Teaching
I teach and support early-year labs and tutorials with a focus on clarity, reproducible computation, and constructive feedback. Students move from analytical solutions to small Python scripts that test assumptions, residuals, and numerical error. I value accessibility, readable figures, and practical problem-solving.
Teaching Philosophy
My approach emphasizes:
- Clear expectations: Set standards early and provide transparent rubrics
- Hands-on support: Work alongside students to build confidence
- Analytical foundations: Connect paper-and-pencil methods to computational implementations
- Reproducibility: Teach version control, documentation, and verification habits
- Constructive feedback: Use formative assessments and peer explanation
Teaching Interests
- Numerical methods in Python
- Data fitting and uncertainty quantification
- Active tutorials and problem-based learning
- Rubric-based feedback for transparent grading
- Responsible use of AI and language models in coursework
- Accessible materials and inclusive teaching practices
Teaching Experience
Queen’s University (2024–present)
MECH 479 Nanomaterials (Instructor + TA, 2024/2025, 20–40 students) Interactive lectures on materials simulation, molecular dynamics, and computational nanoscience. Designed cross-platform tutorials emphasizing reproducible workflows, version control, and verification of numerical results.
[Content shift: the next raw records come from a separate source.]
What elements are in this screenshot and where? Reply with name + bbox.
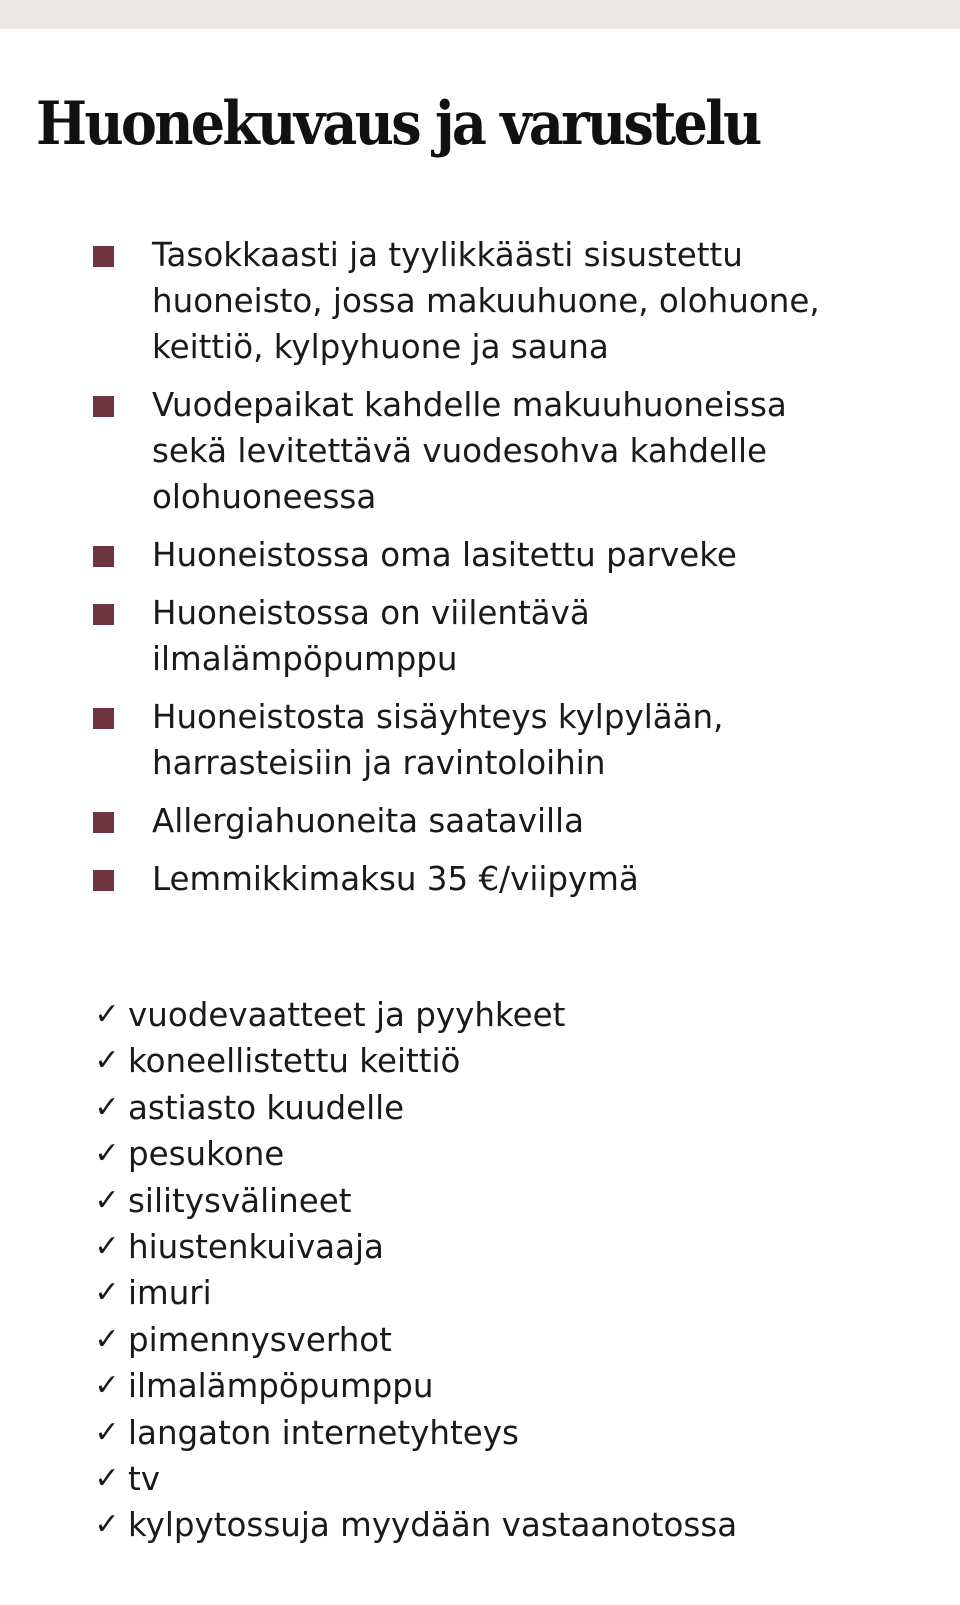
checklist-item-text: pimennysverhot [128, 1320, 392, 1359]
checklist-item [0, 1224, 960, 1270]
list-item [0, 382, 860, 520]
list-item-text: Huoneistosta sisäyhteys kylpylään, harrasteisiin ja ravintoloihin [152, 698, 724, 782]
list-item-text: Huoneistossa oma lasitettu parveke [152, 536, 737, 574]
checkmark-icon: ✓ [94, 1182, 120, 1218]
checklist-item-text: imuri [128, 1274, 212, 1313]
checklist-item-text: tv [128, 1459, 160, 1498]
list-item-text: Huoneistossa on viilentävä ilmalämpöpumppu [152, 594, 590, 678]
checklist-item-text: pesukone [128, 1135, 285, 1174]
checklist-item-text: ilmalämpöpumppu [128, 1367, 434, 1406]
feature-list [0, 232, 960, 914]
list-item [0, 590, 860, 682]
checklist-item [0, 1456, 960, 1502]
amenity-checklist [0, 992, 960, 1549]
list-item-text: Vuodepaikat kahdelle makuuhuoneissa sekä levitettävä vuodesohva kahdelle olohuoneessa [152, 386, 787, 516]
checkmark-icon: ✓ [94, 997, 120, 1032]
checklist-item [0, 1178, 960, 1224]
checkmark-icon: ✓ [94, 1368, 120, 1404]
square-bullet-icon [93, 396, 114, 417]
checklist-item [0, 1085, 960, 1131]
list-item-text: Lemmikkimaksu 35 €/viipymä [152, 860, 639, 898]
checkmark-icon: ✓ [94, 1321, 120, 1357]
square-bullet-icon [93, 708, 114, 729]
checklist-item [0, 1317, 960, 1363]
checkmark-icon: ✓ [94, 1460, 120, 1496]
square-bullet-icon [93, 246, 114, 267]
checklist-item [0, 1363, 960, 1409]
checklist-item-text: hiustenkuivaaja [128, 1227, 384, 1266]
top-strip [0, 0, 960, 29]
list-item [0, 856, 860, 902]
checkmark-icon: ✓ [94, 1228, 120, 1264]
checklist-item-text: silitysvälineet [128, 1181, 352, 1220]
checklist-item-text: vuodevaatteet ja pyyhkeet [128, 996, 566, 1034]
checkmark-icon: ✓ [94, 1507, 120, 1543]
checklist-item [0, 1502, 960, 1548]
square-bullet-icon [93, 812, 114, 833]
list-item-text: Tasokkaasti ja tyylikkäästi sisustettu huoneisto, jossa makuuhuone, olohuone, keittiö, kylpyhuone ja sauna [152, 236, 820, 366]
checkmark-icon: ✓ [94, 1275, 120, 1311]
checklist-item [0, 1038, 960, 1084]
checkmark-icon: ✓ [94, 1414, 120, 1450]
checklist-item [0, 1270, 960, 1316]
checklist-item-text: langaton internetyhteys [128, 1413, 519, 1452]
checklist-item [0, 1131, 960, 1177]
list-item [0, 694, 860, 786]
list-item [0, 798, 860, 844]
list-item [0, 532, 860, 578]
square-bullet-icon [93, 870, 114, 891]
checkmark-icon: ✓ [94, 1136, 120, 1172]
checkmark-icon: ✓ [94, 1089, 120, 1125]
checklist-item-text: koneellistettu keittiö [128, 1042, 461, 1081]
checklist-item [0, 1410, 960, 1456]
checkmark-icon: ✓ [94, 1043, 120, 1079]
page-title: Huonekuvaus ja varustelu [36, 89, 760, 159]
square-bullet-icon [93, 546, 114, 567]
list-item [0, 232, 860, 370]
square-bullet-icon [93, 604, 114, 625]
checklist-item [0, 992, 960, 1038]
checklist-item-text: kylpytossuja myydään vastaanotossa [128, 1506, 738, 1545]
checklist-item-text: astiasto kuudelle [128, 1088, 405, 1127]
list-item-text: Allergiahuoneita saatavilla [152, 802, 585, 840]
MECH 272 Materials (Lab TA, Winter 2025) Undergraduate materials laboratory supporting hands-on characterization and testing methods.
CHEM 112 General Chemistry II (Lab TA, Winter 2025) Laboratory instruction for first-year engineering and science students.
Ontario Tech University (2021–2024)
Winter 2023 (Full TA load: ~1,600 reports and quizzes marked in one term)
- CHEM 1800U Chemistry for Engineers (9 lab sections, ~20 students each)
- CHEM 1020U Chemistry II (4 lab sections)
- CHEM 1010U Chemistry I (2 labs + 4 tutorials, ~20–45 students each)
- Science Café (Weekly drop-in support, 5–15 students per session)
Additional terms included coordination of multiple CHEM 1010U and 1020U lab sections, development of comment banks for efficient feedback, and mentoring of undergraduate peer tutors. Emphasized reproducible computation, academic integrity, and hands-on problem-solving across all courses.